L’affaire n°18/10051 constituant une procédure distincte et autonome, aucun accusé de réception ne figure au dossier de procédure du tribunal enregistré sous le numéro RG 24/5038.
Madame [T] [L] ne justifie pas du défaut de notification des actes susdits, alors que le greffe a respecté les formes prescrites par le code de procédure civile et que le Fonds de garantie, défendeur à l’instance, en a été destinataire. En tout état de cause, en qualité de demanderesse à l’action, il incombait à Madame [T] [L] de faire diligence auprès de la juridiction en vue d’assurer l’effectivité de la reprise d’instance par elle introduite et sa poursuite, y compris en interrogeant, le cas échéant, un éventuel défaut de notification des actes de procédure s’il s’avérait exact en tout ou partie.
En conséquence de ce qui précède, il convient de constater que l’instance enregistrée sous le numéro RG 18/10051 est périmée et que par voie de conséquence, Madame [T] [L] n’est pas fondée à s’en prévaloir au titre de cause d’interruption du délai de forclusion susvisé conformément aux dispositions de l’article 389 du code de procédure civile.
L’action introduite à nouveau via la seconde assignation signifiée par actes des 05 et 08 avril 2024, enregistrée sous le numéro RG 24/5038, est forclose.
Madame [T] [L] est ainsi irrecevable en l’intégralité de ses demandes, sans qu’il y ait ainsi lieu à statuer sur sa demande de provision sur incident.
Sur la poursuite de l’instance entre le FGAO et l’organisme social
L’instance initialement introduite par Madame [T] [L] au contradictoire de l’organisme social se poursuit entre la CPAM de [Localité 7], la CPAM du Puy-de-Dôme d’une part, et le Fonds de garantie des assurances obligatoires de dommages d’autre part.

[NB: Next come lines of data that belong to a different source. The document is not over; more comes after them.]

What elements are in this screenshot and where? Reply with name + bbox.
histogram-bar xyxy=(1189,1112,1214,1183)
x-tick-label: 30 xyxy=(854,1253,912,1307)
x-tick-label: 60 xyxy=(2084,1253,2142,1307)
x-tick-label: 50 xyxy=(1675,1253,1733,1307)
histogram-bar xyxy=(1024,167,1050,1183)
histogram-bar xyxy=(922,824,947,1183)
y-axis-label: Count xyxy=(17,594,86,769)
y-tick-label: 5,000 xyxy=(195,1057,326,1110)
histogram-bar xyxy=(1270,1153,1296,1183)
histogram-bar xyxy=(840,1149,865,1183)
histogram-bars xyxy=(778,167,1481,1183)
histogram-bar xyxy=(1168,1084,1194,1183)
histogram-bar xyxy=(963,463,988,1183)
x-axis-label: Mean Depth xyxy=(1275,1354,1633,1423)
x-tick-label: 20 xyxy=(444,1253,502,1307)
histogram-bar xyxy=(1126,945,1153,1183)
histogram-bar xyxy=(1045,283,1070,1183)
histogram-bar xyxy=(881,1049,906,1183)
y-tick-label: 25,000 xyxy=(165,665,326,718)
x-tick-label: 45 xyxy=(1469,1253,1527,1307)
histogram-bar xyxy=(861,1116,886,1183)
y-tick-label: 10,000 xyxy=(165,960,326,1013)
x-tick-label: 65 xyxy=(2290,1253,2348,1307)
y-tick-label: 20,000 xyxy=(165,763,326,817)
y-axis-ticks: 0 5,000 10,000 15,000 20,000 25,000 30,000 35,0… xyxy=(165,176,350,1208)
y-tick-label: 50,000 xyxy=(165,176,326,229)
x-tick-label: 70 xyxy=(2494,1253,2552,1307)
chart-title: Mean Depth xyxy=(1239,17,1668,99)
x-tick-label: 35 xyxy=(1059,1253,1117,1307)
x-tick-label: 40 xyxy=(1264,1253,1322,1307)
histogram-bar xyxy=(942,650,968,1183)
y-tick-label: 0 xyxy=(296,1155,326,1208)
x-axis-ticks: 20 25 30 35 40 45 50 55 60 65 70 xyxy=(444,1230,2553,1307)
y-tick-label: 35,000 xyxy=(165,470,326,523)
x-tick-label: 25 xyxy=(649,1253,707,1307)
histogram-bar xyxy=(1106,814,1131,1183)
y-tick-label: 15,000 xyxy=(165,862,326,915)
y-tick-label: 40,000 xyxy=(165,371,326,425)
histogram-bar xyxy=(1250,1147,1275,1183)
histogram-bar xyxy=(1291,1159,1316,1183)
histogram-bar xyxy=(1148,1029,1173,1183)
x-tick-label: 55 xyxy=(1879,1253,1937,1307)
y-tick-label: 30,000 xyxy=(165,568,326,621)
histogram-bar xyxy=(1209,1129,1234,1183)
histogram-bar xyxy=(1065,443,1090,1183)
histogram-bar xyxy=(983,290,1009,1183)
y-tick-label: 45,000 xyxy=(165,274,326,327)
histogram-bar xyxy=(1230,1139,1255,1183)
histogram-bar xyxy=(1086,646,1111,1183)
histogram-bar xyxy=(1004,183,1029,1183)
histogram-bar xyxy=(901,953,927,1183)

L’affaire sera renvoyée à la mise en état du 20 juin 2025 pour conclusions du Fonds de garantie des assurances obligatoires de dommages en réponse aux écritures notifiées par la CPAM de [Localité 7] et la CPAM du Puy-de-Dôme le 23 septembre 2024.
Sur les autres demandes
En application de l’article 696 du code de procédure civile, Madame [T] [L], partie succombante, sera tenue aux dépens de l’instance introduite à l’égard du Fonds de garantie des assurances obligatoires de dommages.
Le surplus des dépens est réservé.
Il convient de rappeler que la présente décision est exécutoire par provision.
PAR CES MOTIFS
Nous, juge de la mise en état, statuant après débats en audience publique par ordonnance mise à la disposition des parties au greffe, contradictoire et susceptible d’appel dans les conditions de l’article 795 du Code de procédure civile,
Déclarons irrecevables l’intégralité des demandes de Madame [T] [L], du fait de la forclusion de son action,
Déboutons Madame [T] [L] de l’intégralité de ses demandes,
Renvoyons la CPAM de [Localité 7], la CPAM du Puy-de-Dôme et le Fonds de garantie des assurances obligatoires de dommages à l’audience de mise en état électronique du vendredi 20 juin 2025 à 10 heures pour conclusions du Fonds de garantie des assurances obligatoires de dommages en réponse aux écritures notifiées par la CPAM de [Localité 7] et la CPAM du Puy-de-Dôme le 23 septembre 2024,
Condamnons Madame [T] [L] aux dépens de l’instance introduite à l’égard du Fonds de garantie des assurances obligatoires de dommages,
Réservons le surplus des dépens,
Rappelons que l’exécution provisoire de la présente ordonnance est de droit.
AINSI JUGÉ ET PRONONCÉ PAR MISE À DISPOSITION AU GREFFE DE LA DEUXIÈME CHAMBRE DU TRIBUNAL JUDICIAIRE DE MARSEILLE LE VINGT HUIT MARS DEUX MILLE VINGT CINQ.